Mais, pour mes bien-aimés, je suis insatiable.
Qu’importent mes vieux jours que la souffrance accable,
Si, comblé par le ciel dans mes vœux les plus doux,
Tout ce que je n’eus pas, je vous le donne à vous !
Si, travaillant d’accord avec la Providence,
Je laisse aux chers petits la joie et l’abondance !
Si je les ai faits tels, si fiers, si généreux,
Que l’honneur de mon nom s’agrandisse par eux !
S’ils gardent mieux que moi, tout en suivant ma trace,
Les solides vertus qui fondent une race !
Si, de plusieurs degrés rehaussant la maison,
Ils se font de leurs mains un solide blason !
Jadis j’avais rêvé d’ennoblir mes ancêtres,
Je me réglais sur eux, je les prenais pour maîtres…

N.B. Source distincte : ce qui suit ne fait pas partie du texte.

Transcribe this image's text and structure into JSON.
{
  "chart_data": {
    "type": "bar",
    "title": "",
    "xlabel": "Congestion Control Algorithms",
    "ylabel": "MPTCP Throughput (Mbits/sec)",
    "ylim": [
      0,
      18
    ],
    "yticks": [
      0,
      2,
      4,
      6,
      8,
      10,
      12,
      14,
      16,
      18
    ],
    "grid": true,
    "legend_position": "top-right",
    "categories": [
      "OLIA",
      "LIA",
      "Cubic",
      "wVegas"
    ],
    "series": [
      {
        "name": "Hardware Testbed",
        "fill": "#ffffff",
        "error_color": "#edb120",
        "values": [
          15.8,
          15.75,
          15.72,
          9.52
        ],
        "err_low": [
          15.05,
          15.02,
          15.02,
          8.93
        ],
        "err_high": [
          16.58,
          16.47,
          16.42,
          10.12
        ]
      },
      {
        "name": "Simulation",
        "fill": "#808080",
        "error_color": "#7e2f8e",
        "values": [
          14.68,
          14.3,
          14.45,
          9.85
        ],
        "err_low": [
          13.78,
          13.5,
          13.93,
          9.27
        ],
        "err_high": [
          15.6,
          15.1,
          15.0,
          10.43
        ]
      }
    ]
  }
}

Il me serait, au prix des efforts que je fis,
Bien doux d’être à mon tour ennobli par mes fils !
Je sais que peu de noms s’inscrivent dans l’histoire ;
Mais on acquiert l’honneur à défaut de la gloire :
On se voit estimé des esprits exigeants ;
Si l’on n’a pas la foule, on a les braves gens.
Fallût-il renoncer à ce lustre modeste,
Le bonheur est possible et la vertu nous reste ;
Et, sous son toit obscur, l’honnête homme a du moins
Les âmes de ses morts et son Dieu pour témoins !
J’applaudirais d’en haut vos victoires secrètes…
Mais je reprends mon rêve, et je vous vois poètes.
Soldats, penseurs, guidant les cités d’un bras fort.
Et, de plus, satisfaits de vous comme du sort ;
Puis, joyeux, animés d’une secrète flamme,
Capables de goûter les voluptés de l’âme,
Atteignant de votre art le suprême degré,
Et touchant les hauteurs où j’ai tant aspiré.